Quella sera, insomma, non andava in onda un semplice consegna di poteri, una manifestazione dell’alternanza al governo propria di un regime democratico. Era invece la cerimonia d’inizio della restituzione dei diritti collettivi, veniva formalizzato il ritorno alla democrazia popolare. La Rivoluzione tornava al suo lavoro e il Nicaragua tornava ad abbracciarla, come quando una famiglia si riunisce dopo una lontananza lunga e dolorosa.

Sono passati 13 anni da quel Gennaio 2007 quando, per la seconda volta nella storia, il Sandinismo tornava al potere per ricostruire, risanare, riedificare. L’impresa spagnola Union Fenosa era il presidente de facto: la sua politica energetica impediva al Nicaragua non solo di produrre ma persino di sopravvivere. Cacciarla dal Paese era indispensabile e fu la prima iniziativa socialmente utile dopo 16 anni. Lo spazio era stretto, non c’erano vie d’uscita: o il Nicaragua usciva subito dalle tenebre o le stesse avrebbero declinato la fine del futuro. Fu la generosità del Comandante Chavez ed il suo affetto per Ortega che mise il Nicaragua in condizione di poter cacciare i nuovi conquistadores.

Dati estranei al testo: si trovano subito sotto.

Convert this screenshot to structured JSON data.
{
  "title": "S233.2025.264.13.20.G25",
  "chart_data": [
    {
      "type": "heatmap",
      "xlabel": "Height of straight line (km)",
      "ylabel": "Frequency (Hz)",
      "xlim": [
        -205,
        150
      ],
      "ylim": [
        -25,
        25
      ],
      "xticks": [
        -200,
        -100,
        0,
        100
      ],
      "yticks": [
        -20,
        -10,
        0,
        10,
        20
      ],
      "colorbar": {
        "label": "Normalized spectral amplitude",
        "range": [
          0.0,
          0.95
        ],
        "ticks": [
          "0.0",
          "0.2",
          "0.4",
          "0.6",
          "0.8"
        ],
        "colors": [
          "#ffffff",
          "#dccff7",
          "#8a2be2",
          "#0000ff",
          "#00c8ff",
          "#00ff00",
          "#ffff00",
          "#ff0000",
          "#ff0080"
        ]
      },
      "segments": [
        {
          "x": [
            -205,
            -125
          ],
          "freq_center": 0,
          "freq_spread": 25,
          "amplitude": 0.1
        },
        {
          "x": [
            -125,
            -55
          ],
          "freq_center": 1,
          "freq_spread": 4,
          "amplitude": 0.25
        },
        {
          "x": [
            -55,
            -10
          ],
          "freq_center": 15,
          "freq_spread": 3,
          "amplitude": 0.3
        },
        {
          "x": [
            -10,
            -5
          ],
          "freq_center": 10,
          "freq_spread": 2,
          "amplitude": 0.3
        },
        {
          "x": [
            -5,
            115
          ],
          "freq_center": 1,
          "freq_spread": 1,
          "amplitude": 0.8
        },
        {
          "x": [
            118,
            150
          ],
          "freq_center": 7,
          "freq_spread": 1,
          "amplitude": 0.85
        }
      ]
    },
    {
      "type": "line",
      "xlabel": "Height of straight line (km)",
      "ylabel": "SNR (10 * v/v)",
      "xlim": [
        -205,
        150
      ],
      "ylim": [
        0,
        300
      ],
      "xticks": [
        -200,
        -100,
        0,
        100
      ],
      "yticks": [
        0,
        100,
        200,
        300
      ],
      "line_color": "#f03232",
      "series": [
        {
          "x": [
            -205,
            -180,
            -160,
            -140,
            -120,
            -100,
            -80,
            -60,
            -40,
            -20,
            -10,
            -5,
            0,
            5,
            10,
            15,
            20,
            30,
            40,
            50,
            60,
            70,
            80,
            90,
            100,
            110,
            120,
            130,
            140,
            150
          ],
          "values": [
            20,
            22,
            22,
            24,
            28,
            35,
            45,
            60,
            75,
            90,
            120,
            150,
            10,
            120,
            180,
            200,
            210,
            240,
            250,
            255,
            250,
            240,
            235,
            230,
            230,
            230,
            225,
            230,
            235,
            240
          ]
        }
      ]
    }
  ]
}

Due piante elettriche donate all’istante e la nascita di un progetto integrato per il rifornimento energetico del Nicaragua furono lo start della corsa verso la normalizzazione del Paese.

Nel corso degli anni ’90 avevo ridotto la frequenza dei miei viaggi in Nicaragua. Mi procurava dolore vedere tanta povertà e disperazione. Dal Gennaio del ’91 si aprirono le porte dell’inferno per la Nicaraguita che avevo imparato ad amare. Lo spettacolo che dal 1990 al 2006 appariva agli occhi dello straniero che visitava il paese offriva lo scheletro dello stesso. Da colonia dell’impero, il Nicaragua aveva sfidato le leggi della sopravvivenza. Certo, c’era povertà anche negli anni ’80, ma nonostante la guerra la speranza occupava i discorsi.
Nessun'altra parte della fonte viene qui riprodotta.